902

Case No. 13,222.

SPEAR v. ABBOTT et al.1

Circuit Court, District of Columbia.

Sept. 21, 1859.

PATENTS—PRACTICE—RULES FOR TAKING TESTIMONY—COMMISSIONER.

[1. The rule which requires a party to examine all his witnesses in chief before closing Ms opening examination only applies in a common-law tribunal in jury causes. It is not applicable in an interference ease before the commissioner of patents.]

[2. The power to make regulations for the taking of testimony in contested cases in the patent office is expressly conferred on the commissioner (Act March 3, 1839, § 12; 5 Stat. 355), and is not subject to any control or revision on appeal.]

[3. Priority of invention of a combination of features to produce gas-burning stoves awarded to Abbott and Lawrence.]

[Appeal by James Spear from decision of the commissioner of patents on an interference declared, awarding to J. G. Abbott and A. Lawrence a patent as prior inventors of a certain combination of features to produce gas-burning stoves.]

DUNLOP, Chief Judge. The specifications and claims of the parties litigant in this case, with the drawings filed in the office, show the inventions claimed by appellant and appellees to be substantially the same, and the question to be decided is, who was the prior inventor? If the testimony of Bell and Lawrence was legally taken, and properly before the commissioner, and before me on appeal, there can be no doubt the appellees have established their priority, as inventors. It has accordingly been earnestly maintained by the counsel for Spear that the depositions of these witnesses must be excluded. He invokes the protection of the rule of practice in the courts of England and this country in the trial of common-law causes before a jury, which requires a party to examine all his witnesses in chief before he closes his opening examination, and forbids afterwards the introduction of any other than rebutting proof. This rule in jury trials produces order and method and expedition in the transaction of business, and promotes fairness and prevents fraud in the conduct of common-law causes.
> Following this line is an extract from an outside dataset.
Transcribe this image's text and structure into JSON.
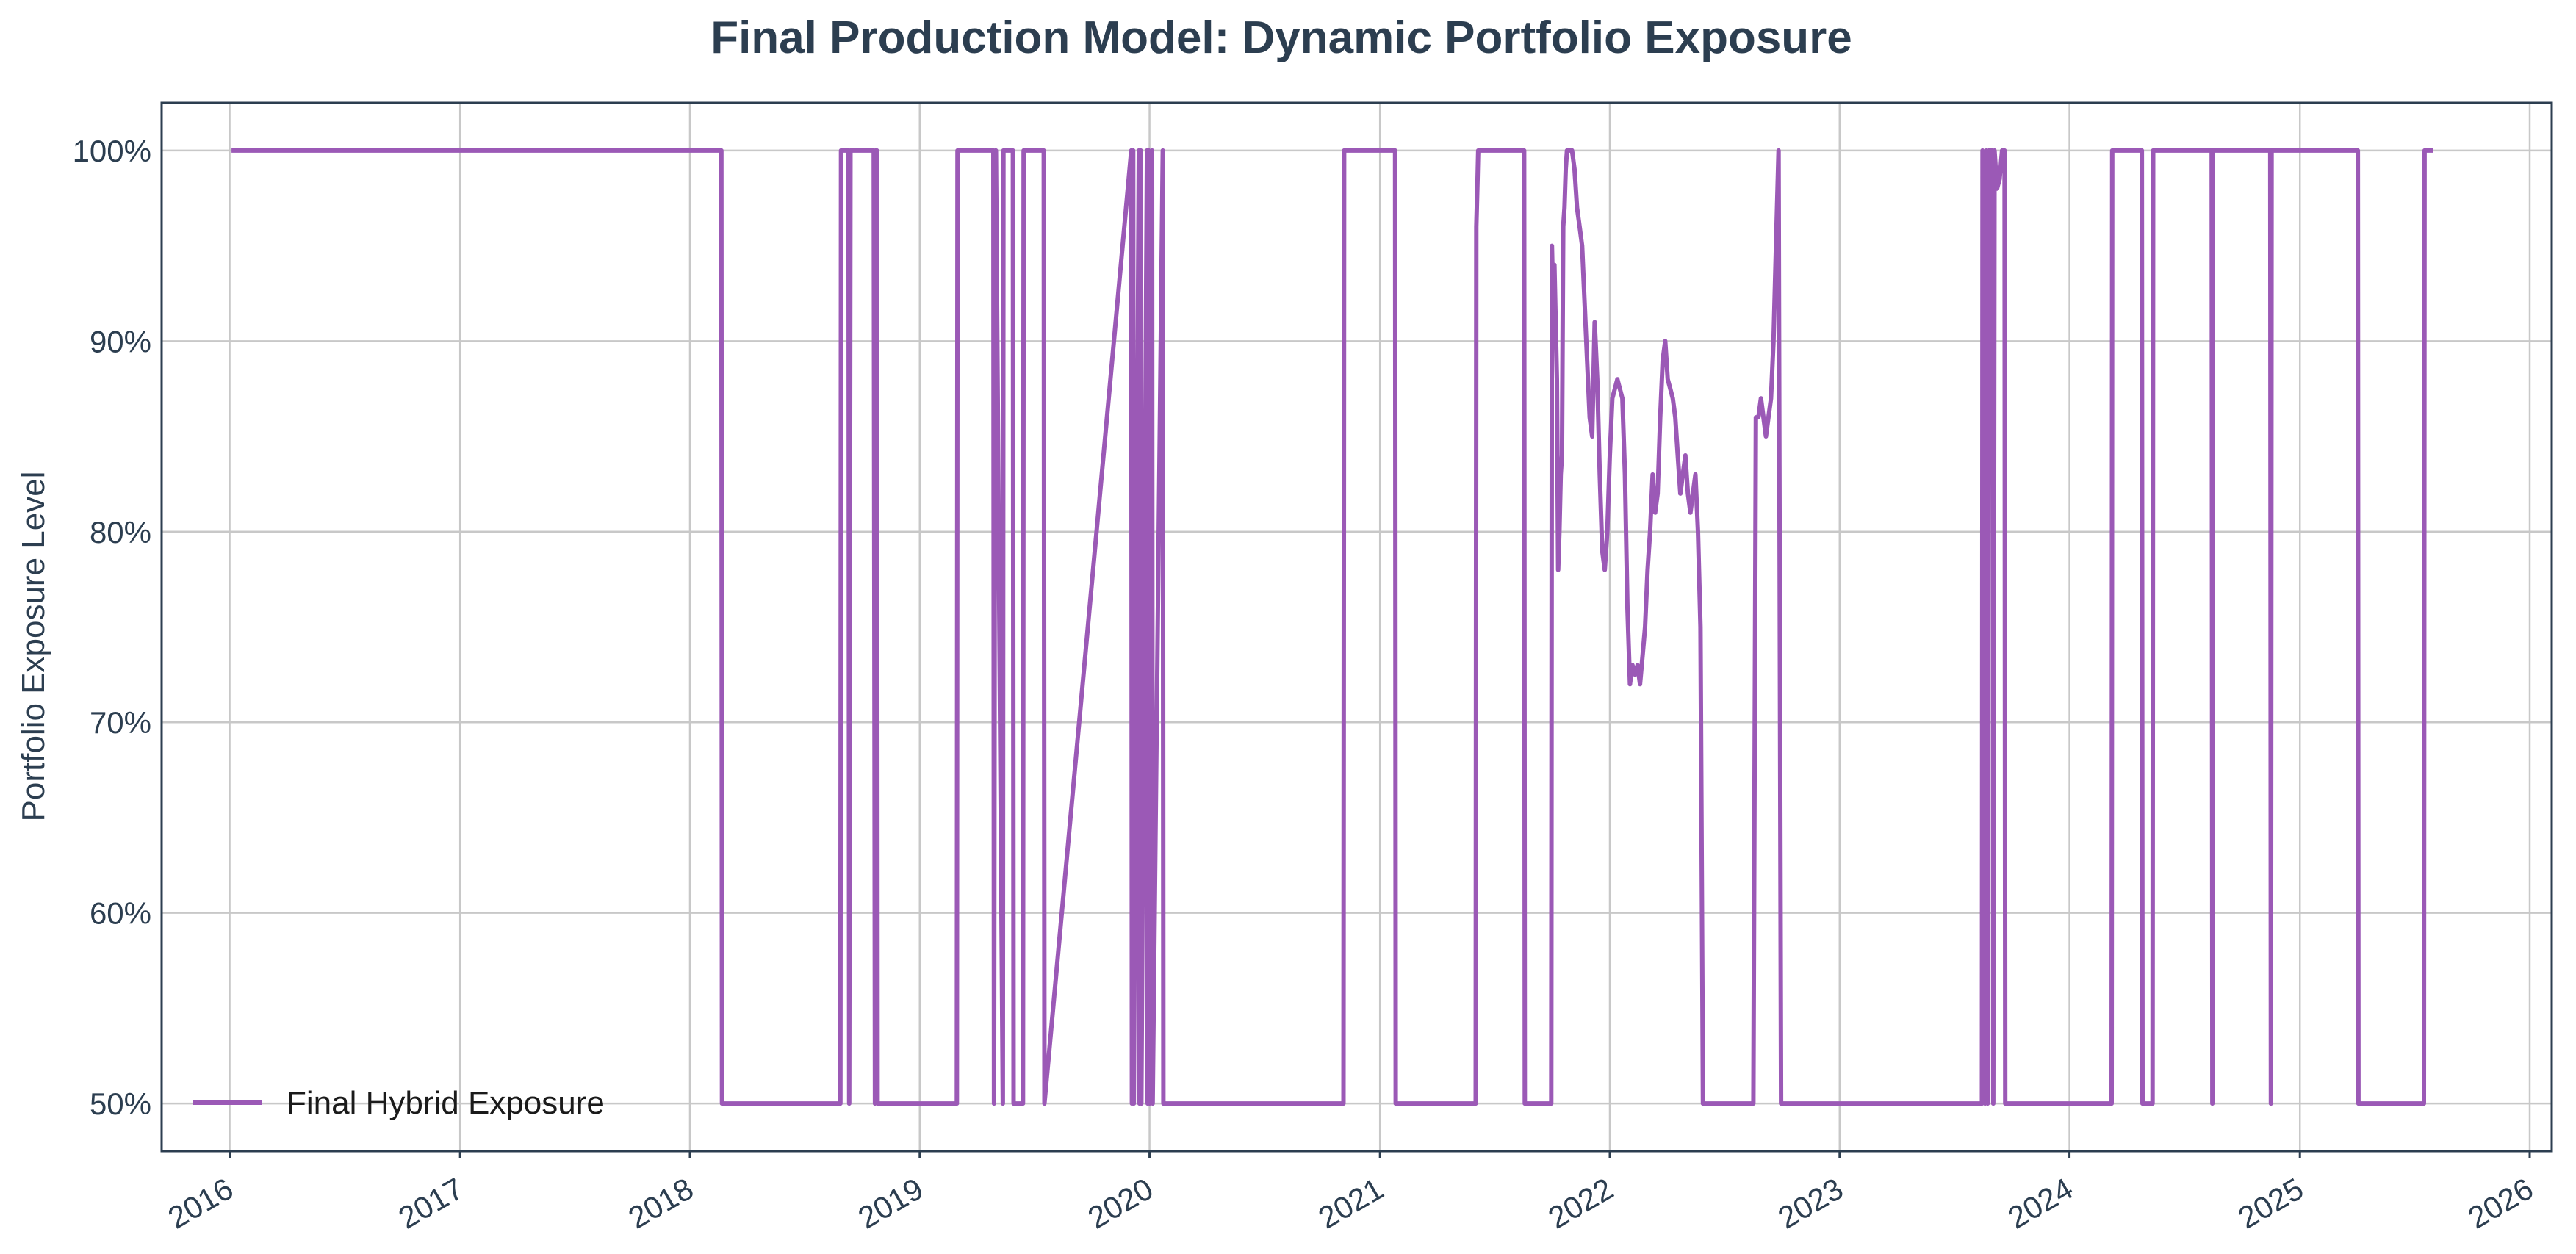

It makes a party show his hand to his adversary, prevents his splitting up his proof and retaining part for reply, and defeats the fraudulent purpose, if such exists, to make evidence to overcome and fit the defense. But the rule has no application in equity, or admiralty, or in any other than a common-law tribunal, in jury causes.

The proceedings in the patent office in contested cases have no resemblance to trials at law. The testimony is not taken before the commissioner of patents at the place of trial, but, as in equity, before a commissioner, at the place of residence of the witnesses, without any compulsory power in the patent office to coerce their attendance, and who may be scattered over the country, at remote and distant points from each other. The commissioner in the first instance, and the judge on appeal, decides both law and fact without the intervention of a jury. Besides, by section 12 of the act of congress of March 3, 1839, the power to make regulations for the taking of testimony in contested eases, in the patent office is expressly conferred on the commissioner, not subject to any control or revision by the appellate judge. In virtue of this power the following regulations have been adopted: Rule 41: “Upon the declaration of an interference, a day will be fixed for closing the testimony, and a further day fixed for the hearing of the cause. Previous to this latter day, the arguments of counsel must be filed, if at all.” Rule 86: “That before the deposition of witnesses be taken, by either party, reasonable notice shall be given to the opposite party of the time and place, when and where, such deposition or depositions will be taken, so that the opposite party may cross-examine,” etc., “and such notice shall with proof of service of the same, be attached to the deposition or depositions, whether the party cross-examine or not, and such notice shall be given in sufficient time for the appearance of the opposite party, and for the transmission of the evidence to the patent office before the day of hearing.”

These rules of the commissioner, made under the authority of the act of congress to which I have referred, give to either of the litigating parties the right to take depositions, without restraint, up to the day of hearing fixed by the office, or to a day near enough to give time for the transmission of the evidence to the patent office. While these rules are in existence, the parties are bound by them, and the judge on appeal must give effect to them, and, as the disputed depositions of Bell and Lawrence have been taken in conformation with the rules, they are properly and legally in the case. I add that the decision and practice of the office are in harmony with these rules, and the appellees had a right to rely upon them. If the rules are abused, and work wrong which I do not mean to say, the commissioner has power to alter them, but such alteration could only operate prospectively.

These witnesses last referred to are not impeached, and they prove priority of invention for the appellees. It is argued that they contradict and falsify Sailor and Smith, the former witnesses of appellees, which appellees cannot lawfully do, as it is against law for a party to discredit his own witness; but this is not so. There is no contradiction, no necessary conflict. Sailor and Smith may have truly stated the time when the invention first came to their knowledge, and the other witnesses may have testified, also truly, to earlier dates, within their knowledge. 903 As the appellees made their application to the office for a patent within two years after perfecting their invention and reducing it to practice, I think the commissioner properly awarded them a patent; and I do this 21st September, 1859, affirm the judgment of the commissioner, of date the 8th day of August, 1859. I herewith return all the papers and models to the office, with this my opinion and judgment, this 21st September, 1859.